The yield broke above 3.1 percent on Wednesday for the first time since 2011. Investors have been selling Treasurys (prices move inversely to yields) amid fears that rising inflation could lead the Federal Reserve to tighten monetary policy faster than the market is expecting.
If rates keep rising over the next three months, buying shares of Dow Jones industrial average members Goldman Sachs, Microsoft and Visa could be profitable trades. Those three stocks returned at least 12.1 percent on average during three-month periods when rates were surging, according to data from Kensho, a hedge fund analytics tool.
Apple and J.P. Morgan Chase are also big winners when rates jump, averaging returns of 11.8 percent and 10.9 percent in three months, respectively. The Dow, meanwhile, averages returns of 4.8 percent.
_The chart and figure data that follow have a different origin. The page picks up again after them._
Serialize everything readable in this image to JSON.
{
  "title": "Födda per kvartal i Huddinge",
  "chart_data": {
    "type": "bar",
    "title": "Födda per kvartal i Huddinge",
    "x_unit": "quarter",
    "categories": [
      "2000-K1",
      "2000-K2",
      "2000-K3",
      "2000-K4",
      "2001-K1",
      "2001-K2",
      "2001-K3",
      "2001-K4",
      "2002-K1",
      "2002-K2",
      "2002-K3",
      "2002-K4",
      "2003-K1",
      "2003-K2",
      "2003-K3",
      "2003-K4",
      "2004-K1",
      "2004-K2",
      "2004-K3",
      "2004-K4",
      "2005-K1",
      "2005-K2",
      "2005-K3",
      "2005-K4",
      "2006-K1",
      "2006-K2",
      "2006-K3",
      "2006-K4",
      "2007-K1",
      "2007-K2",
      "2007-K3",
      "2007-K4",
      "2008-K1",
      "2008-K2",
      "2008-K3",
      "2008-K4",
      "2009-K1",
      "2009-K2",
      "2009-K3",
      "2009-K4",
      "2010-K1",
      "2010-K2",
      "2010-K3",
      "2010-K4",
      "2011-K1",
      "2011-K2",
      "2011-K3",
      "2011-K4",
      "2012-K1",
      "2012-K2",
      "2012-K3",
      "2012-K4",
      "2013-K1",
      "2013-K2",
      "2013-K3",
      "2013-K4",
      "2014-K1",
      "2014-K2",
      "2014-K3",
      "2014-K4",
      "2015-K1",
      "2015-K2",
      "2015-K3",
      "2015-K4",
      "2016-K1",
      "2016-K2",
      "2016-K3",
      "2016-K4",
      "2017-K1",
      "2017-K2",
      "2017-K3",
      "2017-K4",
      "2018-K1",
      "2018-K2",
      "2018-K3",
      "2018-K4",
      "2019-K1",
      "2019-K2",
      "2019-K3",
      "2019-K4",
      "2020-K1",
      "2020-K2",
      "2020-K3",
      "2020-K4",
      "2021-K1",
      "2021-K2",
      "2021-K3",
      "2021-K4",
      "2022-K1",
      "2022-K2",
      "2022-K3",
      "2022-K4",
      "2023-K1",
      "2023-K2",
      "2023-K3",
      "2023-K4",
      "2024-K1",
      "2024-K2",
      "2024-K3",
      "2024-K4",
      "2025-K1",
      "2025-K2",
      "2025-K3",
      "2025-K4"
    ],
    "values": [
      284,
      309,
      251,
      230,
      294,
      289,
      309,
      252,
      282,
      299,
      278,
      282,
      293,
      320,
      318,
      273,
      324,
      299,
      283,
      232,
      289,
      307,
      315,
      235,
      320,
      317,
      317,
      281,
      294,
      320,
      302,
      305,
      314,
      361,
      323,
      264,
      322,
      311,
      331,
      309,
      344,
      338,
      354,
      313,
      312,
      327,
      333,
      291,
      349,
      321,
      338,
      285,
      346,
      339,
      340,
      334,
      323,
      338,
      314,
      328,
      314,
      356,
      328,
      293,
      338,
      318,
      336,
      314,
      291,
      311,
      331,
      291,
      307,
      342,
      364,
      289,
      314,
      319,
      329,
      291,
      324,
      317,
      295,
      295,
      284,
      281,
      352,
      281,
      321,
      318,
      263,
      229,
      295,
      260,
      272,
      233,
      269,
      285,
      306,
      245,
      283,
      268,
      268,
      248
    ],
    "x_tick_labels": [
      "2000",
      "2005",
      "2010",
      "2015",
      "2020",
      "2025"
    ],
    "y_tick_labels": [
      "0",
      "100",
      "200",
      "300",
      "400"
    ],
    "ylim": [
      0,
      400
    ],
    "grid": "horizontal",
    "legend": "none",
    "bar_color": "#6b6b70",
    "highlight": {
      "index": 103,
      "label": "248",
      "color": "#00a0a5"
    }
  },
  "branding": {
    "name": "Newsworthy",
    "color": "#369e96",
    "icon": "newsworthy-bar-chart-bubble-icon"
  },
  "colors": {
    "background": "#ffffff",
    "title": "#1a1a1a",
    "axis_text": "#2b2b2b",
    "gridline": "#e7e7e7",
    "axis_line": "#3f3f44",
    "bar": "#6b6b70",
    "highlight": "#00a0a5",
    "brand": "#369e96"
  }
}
(The CNBC Kensho search used the iShares 20+ Year Treasury Bond ETF as a proxy for the bond market. The search looked at periods of time when this ETF fell more than 5 percent in three months. Since bond prices move inversely to bond yields, this would correlate with an environment of rising rates.)
Meanwhile, General Electric and Walmart are among the Dow stocks that are the biggest laggards when rates jump. GE averages a loss of 1 percent during three-month periods of rising rates, Kensho data show, while Walmart averages a slight return of 0.3 percent. American Express, Coca-Cola and Procter & Gamble average returns of at least 1.7 percent, below the Dow's average returns during a surge in rates.
Disclosure: NBCUniversal was a minority investor in Kensho prior to the firm being acquired by S&P.